Ah! I see the problem. (maybe). You are conflating two different sets of calculations. Of course we cannot take the numbers you give here and calculate alpha. What we need to know is what this theoretical distribution of numbers is measuring. If we are looking at medical research, for instance, where a drug is very costly and a false alarm would be expensive...or where an illness is devastating, and a miss would be intolerable. These things, which can be quantified in terms of dollar costs or person-hours or other numbers, are the relative costs of type I and type II errors in the real world (not in some hypothetical normal distribution. The relative costs of a drug, the prevalence of a disease in the population, those sorts of things are part of the analysis that goes into determining alpha.So you say.

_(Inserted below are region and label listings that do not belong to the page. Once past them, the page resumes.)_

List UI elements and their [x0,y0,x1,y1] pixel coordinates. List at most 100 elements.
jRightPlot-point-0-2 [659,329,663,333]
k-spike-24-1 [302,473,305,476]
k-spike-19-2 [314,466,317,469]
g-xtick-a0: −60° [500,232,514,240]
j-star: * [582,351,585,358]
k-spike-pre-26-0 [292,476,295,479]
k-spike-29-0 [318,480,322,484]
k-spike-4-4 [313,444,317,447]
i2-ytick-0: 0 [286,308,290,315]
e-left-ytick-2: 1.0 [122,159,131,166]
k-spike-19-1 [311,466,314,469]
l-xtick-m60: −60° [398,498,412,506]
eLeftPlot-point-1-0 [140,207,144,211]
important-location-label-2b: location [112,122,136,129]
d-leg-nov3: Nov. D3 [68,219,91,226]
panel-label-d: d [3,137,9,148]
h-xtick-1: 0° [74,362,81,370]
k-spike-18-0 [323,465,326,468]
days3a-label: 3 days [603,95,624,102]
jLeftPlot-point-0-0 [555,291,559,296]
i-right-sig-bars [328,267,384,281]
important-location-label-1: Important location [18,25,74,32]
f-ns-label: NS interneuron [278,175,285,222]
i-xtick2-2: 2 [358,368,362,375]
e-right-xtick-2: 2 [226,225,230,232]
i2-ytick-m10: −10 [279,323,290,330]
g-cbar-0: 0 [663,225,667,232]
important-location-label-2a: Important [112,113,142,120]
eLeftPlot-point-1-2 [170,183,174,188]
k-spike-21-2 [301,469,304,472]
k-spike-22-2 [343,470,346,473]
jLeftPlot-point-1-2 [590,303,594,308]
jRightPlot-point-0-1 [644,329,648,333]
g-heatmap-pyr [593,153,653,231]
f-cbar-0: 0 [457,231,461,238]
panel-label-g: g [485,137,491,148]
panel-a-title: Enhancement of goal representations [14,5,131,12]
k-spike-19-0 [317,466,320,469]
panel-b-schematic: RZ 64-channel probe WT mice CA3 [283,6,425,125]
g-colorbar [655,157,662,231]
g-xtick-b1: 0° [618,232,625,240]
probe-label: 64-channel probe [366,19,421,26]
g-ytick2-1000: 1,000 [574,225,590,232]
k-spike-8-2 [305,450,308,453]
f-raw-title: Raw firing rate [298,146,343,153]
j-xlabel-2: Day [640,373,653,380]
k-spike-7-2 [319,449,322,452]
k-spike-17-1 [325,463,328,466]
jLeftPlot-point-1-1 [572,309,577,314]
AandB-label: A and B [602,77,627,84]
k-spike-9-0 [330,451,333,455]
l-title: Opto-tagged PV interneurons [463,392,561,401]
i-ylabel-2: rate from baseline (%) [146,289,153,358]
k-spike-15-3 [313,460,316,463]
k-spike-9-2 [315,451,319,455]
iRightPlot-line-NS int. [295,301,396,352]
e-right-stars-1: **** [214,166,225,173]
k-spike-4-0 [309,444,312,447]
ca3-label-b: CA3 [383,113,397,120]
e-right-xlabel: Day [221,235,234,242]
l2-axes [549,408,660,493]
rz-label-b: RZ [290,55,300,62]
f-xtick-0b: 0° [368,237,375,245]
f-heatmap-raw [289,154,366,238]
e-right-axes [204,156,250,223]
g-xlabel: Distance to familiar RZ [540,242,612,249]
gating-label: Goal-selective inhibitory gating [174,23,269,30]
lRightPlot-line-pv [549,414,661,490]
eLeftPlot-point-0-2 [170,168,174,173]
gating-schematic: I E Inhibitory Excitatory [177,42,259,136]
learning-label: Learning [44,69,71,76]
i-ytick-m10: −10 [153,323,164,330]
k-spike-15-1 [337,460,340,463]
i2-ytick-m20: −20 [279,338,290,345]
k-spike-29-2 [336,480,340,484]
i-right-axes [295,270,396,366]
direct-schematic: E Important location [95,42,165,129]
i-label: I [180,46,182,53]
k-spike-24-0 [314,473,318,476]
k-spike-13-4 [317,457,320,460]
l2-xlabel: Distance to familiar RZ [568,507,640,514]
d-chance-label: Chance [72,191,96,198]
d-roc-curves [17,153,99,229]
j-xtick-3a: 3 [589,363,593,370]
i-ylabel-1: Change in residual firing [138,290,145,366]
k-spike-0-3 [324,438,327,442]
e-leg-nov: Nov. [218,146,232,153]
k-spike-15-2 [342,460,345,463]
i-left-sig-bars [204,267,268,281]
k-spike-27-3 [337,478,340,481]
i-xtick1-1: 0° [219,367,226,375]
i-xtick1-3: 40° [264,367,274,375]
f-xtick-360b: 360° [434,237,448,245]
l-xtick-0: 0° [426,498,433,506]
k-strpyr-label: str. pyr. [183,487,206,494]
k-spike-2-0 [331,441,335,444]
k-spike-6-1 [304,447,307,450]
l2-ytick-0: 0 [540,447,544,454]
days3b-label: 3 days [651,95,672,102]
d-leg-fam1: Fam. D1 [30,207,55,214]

Say an average is theoretically distributed normally with a mean of 5 and a standard deviation of 1.
We take 20 samples and observe a mean of 4.7.
Test the hypothesis that mu = 5.
This book just sets alpha = .05. Then it goes on to calculate a test statistic, and a p-value, then compares the p-value to alpha, and ends up not rejecting the null hypothesis that mu = 5.
But you're saying you can calculate alpha. Can you do it here please to shut me up?
And yes, one could determine that the ideal balance of type I and II error was an alpha of .07 (HIV drugs have been approved at that level, before the sample had sufficient power to have reached .05), although in such cases, social reasons will likely push researchers toward the .05 or .01 because everybody else uses them.
My grad stats courses spent enough time on this topic that I cannot simply think alpha is chosen out of thin air.